Hepatic amyloidosis. A histopathologic analysis of primary (AL) and secondary (AA) forms

Hepatic amyloidosis. A histopathologic analysis of primary (AL) and secondary (AA) forms

S Chopra et al. Am J Pathol. 1984 May.

Abstract

The liver is a major site of amyloid deposition. The spectrum of histopathologic changes in the liver was studied in 38 patients with systemic amyloidosis (25 with primary or myeloma-associated amyloidosis [AL] and 13 with secondary, reactive [AA] amyloidosis). Overall architectural distortion, alterations of portal triads, as well as predilection for topographic deposition in the parenchyma and/or blood vessel walls were noted.

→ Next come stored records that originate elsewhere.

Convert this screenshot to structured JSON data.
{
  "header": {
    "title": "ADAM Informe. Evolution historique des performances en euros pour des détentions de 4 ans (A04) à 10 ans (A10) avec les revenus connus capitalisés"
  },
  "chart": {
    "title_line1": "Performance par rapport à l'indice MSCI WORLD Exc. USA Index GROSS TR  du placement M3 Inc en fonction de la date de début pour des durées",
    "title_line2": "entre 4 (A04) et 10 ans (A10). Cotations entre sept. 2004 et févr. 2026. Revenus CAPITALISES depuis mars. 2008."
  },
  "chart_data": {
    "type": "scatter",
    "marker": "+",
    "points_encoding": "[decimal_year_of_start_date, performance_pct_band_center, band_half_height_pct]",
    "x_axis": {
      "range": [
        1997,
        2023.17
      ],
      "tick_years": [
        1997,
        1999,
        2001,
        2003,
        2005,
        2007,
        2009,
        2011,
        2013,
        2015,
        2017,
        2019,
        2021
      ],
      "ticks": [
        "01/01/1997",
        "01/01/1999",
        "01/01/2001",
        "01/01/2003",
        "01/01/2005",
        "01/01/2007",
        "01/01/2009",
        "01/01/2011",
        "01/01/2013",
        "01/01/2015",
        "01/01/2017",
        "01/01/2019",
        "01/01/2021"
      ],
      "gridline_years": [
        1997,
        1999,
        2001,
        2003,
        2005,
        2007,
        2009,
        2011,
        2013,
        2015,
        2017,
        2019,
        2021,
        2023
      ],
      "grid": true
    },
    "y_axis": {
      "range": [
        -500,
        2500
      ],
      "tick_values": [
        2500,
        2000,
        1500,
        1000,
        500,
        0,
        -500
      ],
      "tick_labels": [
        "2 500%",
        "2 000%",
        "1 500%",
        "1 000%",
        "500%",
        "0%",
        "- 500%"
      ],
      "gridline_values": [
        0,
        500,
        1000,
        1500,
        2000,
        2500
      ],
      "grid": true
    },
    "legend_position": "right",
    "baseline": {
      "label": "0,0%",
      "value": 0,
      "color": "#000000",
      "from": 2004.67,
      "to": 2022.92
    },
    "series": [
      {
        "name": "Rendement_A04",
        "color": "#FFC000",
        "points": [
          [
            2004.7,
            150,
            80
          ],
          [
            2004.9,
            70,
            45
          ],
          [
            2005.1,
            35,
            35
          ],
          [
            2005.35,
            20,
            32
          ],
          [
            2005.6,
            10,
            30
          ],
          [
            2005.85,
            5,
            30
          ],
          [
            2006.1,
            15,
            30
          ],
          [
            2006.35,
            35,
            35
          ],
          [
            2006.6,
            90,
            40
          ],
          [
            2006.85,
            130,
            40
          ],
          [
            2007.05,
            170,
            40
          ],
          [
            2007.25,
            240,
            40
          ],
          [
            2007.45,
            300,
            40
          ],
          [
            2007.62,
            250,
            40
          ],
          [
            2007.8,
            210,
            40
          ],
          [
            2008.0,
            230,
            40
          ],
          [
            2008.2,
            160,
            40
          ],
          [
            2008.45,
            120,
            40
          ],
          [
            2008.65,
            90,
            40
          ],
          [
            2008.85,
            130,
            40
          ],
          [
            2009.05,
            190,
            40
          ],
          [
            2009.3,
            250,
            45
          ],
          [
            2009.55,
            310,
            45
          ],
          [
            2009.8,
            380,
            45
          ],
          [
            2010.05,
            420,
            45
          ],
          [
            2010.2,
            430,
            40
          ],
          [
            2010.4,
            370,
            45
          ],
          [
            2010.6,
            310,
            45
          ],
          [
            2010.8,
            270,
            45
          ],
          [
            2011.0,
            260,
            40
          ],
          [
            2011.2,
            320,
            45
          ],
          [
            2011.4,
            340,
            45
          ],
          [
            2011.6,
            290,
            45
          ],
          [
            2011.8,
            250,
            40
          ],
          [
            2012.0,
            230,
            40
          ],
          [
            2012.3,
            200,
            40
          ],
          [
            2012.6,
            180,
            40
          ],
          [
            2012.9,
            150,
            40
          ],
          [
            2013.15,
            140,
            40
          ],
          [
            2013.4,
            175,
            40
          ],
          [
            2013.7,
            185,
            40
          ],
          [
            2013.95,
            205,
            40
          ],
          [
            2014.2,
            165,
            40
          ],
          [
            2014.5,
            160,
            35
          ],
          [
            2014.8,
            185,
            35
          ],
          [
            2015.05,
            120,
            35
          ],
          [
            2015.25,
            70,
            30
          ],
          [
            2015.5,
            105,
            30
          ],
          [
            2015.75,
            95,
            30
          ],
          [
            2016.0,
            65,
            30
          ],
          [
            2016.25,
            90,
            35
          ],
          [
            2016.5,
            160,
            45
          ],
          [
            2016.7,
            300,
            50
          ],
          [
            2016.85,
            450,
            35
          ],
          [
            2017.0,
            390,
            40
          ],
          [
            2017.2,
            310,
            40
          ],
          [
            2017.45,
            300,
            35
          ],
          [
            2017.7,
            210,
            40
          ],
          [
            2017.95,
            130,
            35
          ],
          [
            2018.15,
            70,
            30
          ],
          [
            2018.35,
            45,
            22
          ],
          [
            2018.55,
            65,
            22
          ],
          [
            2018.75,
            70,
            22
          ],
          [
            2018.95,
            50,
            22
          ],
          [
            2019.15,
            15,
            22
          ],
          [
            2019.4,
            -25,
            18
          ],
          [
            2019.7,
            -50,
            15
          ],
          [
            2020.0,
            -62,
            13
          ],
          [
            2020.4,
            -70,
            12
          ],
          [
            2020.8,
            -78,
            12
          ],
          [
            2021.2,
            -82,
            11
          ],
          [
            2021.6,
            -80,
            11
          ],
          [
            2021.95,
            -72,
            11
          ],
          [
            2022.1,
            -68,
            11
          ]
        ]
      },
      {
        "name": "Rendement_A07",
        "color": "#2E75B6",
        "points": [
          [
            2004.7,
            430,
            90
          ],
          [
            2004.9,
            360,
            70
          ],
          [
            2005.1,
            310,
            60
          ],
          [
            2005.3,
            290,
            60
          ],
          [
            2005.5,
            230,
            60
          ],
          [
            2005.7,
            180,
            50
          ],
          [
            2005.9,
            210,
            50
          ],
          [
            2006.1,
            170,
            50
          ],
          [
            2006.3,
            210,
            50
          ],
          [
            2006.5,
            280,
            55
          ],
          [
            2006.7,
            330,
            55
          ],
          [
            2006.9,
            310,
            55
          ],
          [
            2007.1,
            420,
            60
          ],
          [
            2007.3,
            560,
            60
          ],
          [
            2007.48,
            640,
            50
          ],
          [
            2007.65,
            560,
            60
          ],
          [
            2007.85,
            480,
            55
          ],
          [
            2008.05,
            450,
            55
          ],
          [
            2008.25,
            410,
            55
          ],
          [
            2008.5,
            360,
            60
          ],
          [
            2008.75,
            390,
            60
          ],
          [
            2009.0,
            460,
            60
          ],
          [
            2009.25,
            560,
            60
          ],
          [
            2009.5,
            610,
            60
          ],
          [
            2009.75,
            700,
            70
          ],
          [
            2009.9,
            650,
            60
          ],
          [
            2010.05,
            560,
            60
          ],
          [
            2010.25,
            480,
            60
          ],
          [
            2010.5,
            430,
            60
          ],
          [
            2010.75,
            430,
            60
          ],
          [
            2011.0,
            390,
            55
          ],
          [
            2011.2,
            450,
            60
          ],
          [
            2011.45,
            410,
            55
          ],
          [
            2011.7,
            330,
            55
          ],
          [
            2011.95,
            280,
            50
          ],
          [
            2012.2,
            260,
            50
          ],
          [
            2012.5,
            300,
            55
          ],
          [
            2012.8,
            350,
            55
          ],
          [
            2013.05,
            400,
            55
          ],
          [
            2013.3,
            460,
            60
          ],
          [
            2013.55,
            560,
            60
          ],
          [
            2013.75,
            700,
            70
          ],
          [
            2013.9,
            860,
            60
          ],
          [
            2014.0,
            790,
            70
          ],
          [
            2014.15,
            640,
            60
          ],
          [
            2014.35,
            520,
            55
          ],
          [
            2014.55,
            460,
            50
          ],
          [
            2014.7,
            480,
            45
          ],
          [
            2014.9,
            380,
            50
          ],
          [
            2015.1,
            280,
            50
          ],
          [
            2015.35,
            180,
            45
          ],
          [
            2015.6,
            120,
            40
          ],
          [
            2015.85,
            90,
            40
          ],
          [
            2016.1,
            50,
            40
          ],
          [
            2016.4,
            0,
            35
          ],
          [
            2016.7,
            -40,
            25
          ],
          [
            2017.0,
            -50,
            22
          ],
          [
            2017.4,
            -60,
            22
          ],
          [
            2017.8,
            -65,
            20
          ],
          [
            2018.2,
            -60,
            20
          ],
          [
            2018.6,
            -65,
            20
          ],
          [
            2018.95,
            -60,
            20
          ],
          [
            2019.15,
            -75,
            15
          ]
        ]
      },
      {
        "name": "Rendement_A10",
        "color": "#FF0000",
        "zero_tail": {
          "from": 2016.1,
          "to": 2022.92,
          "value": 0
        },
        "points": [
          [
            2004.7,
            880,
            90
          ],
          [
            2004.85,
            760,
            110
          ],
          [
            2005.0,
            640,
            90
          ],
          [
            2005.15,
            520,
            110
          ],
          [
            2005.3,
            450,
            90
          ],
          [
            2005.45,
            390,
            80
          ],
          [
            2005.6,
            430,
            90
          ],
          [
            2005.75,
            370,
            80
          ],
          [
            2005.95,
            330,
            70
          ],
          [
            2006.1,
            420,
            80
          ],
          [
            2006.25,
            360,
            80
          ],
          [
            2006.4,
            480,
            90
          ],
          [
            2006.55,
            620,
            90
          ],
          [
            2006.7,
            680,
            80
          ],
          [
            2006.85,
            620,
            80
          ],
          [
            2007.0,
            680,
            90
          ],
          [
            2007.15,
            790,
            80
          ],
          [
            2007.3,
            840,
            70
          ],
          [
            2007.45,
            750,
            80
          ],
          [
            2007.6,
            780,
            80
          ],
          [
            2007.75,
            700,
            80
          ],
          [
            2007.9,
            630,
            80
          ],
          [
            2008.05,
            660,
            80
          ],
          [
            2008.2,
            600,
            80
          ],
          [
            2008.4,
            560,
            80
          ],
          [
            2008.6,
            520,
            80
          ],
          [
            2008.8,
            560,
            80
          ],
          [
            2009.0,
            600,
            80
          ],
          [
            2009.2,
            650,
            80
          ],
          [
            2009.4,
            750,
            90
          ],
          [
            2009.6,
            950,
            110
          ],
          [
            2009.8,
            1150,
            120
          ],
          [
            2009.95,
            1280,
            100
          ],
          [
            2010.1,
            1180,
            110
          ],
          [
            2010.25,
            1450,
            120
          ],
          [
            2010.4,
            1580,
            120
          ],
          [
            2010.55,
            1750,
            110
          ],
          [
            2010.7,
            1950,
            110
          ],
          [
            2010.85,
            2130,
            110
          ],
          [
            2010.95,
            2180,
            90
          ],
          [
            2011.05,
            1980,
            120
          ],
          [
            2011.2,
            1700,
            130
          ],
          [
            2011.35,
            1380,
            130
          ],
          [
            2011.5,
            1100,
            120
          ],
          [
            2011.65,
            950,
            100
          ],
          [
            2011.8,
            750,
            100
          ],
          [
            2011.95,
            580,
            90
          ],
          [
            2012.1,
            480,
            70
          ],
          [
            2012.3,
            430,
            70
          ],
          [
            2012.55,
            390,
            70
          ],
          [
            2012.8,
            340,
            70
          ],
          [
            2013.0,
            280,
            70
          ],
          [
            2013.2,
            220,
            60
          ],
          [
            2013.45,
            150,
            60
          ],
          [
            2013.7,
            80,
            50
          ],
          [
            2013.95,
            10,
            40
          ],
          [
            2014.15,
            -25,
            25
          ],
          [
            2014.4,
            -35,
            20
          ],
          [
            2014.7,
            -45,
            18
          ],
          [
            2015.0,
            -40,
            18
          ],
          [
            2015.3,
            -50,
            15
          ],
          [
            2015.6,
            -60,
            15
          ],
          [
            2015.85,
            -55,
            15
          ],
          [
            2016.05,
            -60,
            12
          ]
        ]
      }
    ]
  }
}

Significant histopathologic differences in AL or AA amyloid liver involvement included 1) portal fibrosis, seen in 7 of 25 (28%) AL patients and 8 of 13 (62%) AA patients (P = 0.05), 2) parenchymal amyloid deposition in 25 of 25 (100%) AL amyloid and 10 of 13 (77%) AA amyloid patients (P = 0.04), and 3) vascular amyloid deposition found in 17 of 25 (68%) with AL amyloid and 13 of 13 (100%) patients with AA amyloid (P = 0.02). These data vary from the widely held concept that deposition of amyloid is predominantly vascular in the AL form and parenchymal in amyloid AA. Clearly, however, in individual cases significant overlap occurred, and characterization of amyloid types based on morphologic distribution of amyloid deposits may be possible in only a minority of cases. In most cases, differentiation of amyloid AL and amyloid AA forms requires clinical, histochemical, immunochemical, and sometimes more elaborate laboratory amino acid sequence studies for accurate identification.